The rate change comes into force on 1 July 2020 for all taxable supplies, including intra-community supplies. In the case of partially completed supplies of services over the period of the change, an allocation of the VAT rate reduction must be applied to provision of the supply – not the final completion date – which may require an invoice adjustment.

In the case of advance payments or instalments prior to the implementation date, an invoice adjustment is only required for that part of the supply provided after the implementation date.

Tax payers may now invoice at 16% prior to the implementation date if the supply is to be provided after 1 July 2020. If the VAT is paid prior to the 1 July, the new rate should be used for the customer input VAT deduction.

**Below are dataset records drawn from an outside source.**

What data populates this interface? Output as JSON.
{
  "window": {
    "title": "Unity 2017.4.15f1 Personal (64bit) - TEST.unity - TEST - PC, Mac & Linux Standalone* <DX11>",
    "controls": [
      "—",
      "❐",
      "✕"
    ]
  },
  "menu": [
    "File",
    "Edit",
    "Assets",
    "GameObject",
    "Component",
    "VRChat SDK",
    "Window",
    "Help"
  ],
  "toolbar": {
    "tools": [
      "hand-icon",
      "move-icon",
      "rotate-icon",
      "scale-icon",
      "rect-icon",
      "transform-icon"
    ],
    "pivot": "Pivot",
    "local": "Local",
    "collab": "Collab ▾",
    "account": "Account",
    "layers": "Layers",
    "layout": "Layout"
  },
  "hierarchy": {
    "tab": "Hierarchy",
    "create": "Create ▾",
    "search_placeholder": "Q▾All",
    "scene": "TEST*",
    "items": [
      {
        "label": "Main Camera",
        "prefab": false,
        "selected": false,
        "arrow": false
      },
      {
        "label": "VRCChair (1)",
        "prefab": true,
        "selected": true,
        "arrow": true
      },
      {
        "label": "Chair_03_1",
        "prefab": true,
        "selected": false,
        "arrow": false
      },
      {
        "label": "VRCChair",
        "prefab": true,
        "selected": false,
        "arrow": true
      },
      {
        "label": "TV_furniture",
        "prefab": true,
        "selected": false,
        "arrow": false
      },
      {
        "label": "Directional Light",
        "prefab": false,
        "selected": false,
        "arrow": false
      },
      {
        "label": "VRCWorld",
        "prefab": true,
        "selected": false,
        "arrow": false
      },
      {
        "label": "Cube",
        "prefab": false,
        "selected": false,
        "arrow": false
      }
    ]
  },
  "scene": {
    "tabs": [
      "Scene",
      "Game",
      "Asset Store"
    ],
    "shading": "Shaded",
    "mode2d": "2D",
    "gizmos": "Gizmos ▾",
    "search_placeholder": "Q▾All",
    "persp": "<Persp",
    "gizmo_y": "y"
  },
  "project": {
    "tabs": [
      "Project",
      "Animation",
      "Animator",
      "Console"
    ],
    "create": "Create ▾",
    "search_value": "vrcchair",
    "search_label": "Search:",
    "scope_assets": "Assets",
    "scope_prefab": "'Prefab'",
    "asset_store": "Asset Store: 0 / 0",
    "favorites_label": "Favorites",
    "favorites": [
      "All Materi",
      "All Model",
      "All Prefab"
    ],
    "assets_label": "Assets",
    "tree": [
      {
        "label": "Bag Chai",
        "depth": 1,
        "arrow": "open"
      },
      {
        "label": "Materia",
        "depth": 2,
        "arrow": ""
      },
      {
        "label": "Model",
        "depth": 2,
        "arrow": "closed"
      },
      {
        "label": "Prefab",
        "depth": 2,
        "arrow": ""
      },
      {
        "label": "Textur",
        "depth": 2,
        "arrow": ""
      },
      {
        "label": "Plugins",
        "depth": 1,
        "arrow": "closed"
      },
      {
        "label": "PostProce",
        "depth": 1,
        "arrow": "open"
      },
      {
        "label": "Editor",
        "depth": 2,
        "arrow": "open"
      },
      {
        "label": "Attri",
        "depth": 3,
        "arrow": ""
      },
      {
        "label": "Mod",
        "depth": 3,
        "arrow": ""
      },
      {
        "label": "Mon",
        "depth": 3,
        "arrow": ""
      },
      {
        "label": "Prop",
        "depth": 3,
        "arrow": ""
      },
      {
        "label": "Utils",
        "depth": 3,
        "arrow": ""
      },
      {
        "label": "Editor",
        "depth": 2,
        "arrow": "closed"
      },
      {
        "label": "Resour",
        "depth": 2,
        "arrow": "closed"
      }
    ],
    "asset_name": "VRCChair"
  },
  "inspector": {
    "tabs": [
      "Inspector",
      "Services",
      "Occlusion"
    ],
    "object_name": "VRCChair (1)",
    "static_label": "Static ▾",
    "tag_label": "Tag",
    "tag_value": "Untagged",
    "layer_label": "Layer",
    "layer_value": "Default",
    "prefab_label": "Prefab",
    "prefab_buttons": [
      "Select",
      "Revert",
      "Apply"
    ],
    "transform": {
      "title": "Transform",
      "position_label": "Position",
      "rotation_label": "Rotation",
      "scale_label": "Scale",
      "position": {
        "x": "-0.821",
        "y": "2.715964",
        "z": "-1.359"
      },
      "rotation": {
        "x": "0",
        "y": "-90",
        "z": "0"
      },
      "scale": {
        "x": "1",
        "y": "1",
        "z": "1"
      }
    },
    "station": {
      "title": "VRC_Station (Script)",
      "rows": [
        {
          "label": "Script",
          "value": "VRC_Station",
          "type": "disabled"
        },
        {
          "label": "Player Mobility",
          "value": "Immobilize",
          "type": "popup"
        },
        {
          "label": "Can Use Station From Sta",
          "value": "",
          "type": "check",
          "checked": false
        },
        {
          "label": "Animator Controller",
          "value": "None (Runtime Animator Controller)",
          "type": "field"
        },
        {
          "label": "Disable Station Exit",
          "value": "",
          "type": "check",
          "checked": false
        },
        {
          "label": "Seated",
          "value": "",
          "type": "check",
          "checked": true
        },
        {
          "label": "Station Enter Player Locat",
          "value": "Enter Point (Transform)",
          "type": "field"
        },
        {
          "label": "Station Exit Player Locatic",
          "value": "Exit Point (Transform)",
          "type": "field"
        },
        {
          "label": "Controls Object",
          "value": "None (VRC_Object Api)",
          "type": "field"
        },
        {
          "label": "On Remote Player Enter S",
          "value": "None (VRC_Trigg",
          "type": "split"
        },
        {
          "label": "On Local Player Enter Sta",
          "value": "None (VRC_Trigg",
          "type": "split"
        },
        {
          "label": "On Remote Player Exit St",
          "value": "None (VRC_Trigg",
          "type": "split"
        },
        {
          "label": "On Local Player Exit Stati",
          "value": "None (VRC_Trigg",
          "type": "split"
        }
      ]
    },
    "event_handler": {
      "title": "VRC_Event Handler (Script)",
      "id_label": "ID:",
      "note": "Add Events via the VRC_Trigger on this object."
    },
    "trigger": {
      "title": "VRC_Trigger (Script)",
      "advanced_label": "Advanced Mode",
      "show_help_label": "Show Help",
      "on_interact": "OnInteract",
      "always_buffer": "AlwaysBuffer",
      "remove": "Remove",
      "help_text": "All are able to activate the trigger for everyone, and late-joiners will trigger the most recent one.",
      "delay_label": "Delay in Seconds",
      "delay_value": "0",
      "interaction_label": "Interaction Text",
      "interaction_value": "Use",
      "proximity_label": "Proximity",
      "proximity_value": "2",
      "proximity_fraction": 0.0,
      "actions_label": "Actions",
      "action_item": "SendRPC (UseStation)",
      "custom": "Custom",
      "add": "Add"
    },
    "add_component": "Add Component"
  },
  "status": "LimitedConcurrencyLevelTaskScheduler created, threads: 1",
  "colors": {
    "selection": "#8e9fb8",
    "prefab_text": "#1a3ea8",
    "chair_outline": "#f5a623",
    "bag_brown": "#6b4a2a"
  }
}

In all cases, it is the time of the provision of the supply that is important; the contract or invoice date has no bearing. Any tax collected prior to 1 July for supplies rendered after the 1 July must be refunded to the customer.

There is an easement on the €150 simplified invoice VAT calculation for the period of the reduction. Qualifying invoices may use 13.74% (standard rate) and 4.76% (reduced rate).

The due date of the import VAT – which is generally owed in the same amount as VAT rates when goods are imported in Germany – is postponed to the 26th of the second following month.

A complete list of issues covered is below:

  • VAT calculation on simplified invoices
  • Continuous service contracts, and the allocation of the VAT change
  • Advance or instalment payments made over the implementation date
  • Invoicing in the notice period prior the VAT rise; which VAT rate should be applied and how to report
  • Partially completed supplies
  • Processing deductions on input VAT paid before the implementation date but under the new rate
  • Import VAT charges and credits
  • Processing refunds of VAT, including dispute management
  • Changes to the VAT return
  • Special reporting obligations imposed to monitor the effects of the VAT change
  • Subsequent additional bills after the implementation date for services concluded prior to the implementation date
  • Deposit amounts accepted prior to the implementation but then refunded after the implementation date
  • Exchange of goods after the implementation date, which includes a cancellation of the previous delivery and the invoicing of a new delivery
  • VAT rate treatment for specific industries, including telecommunications and power
  • Treatment of VAT on overnight workers’ fees at the implementation date.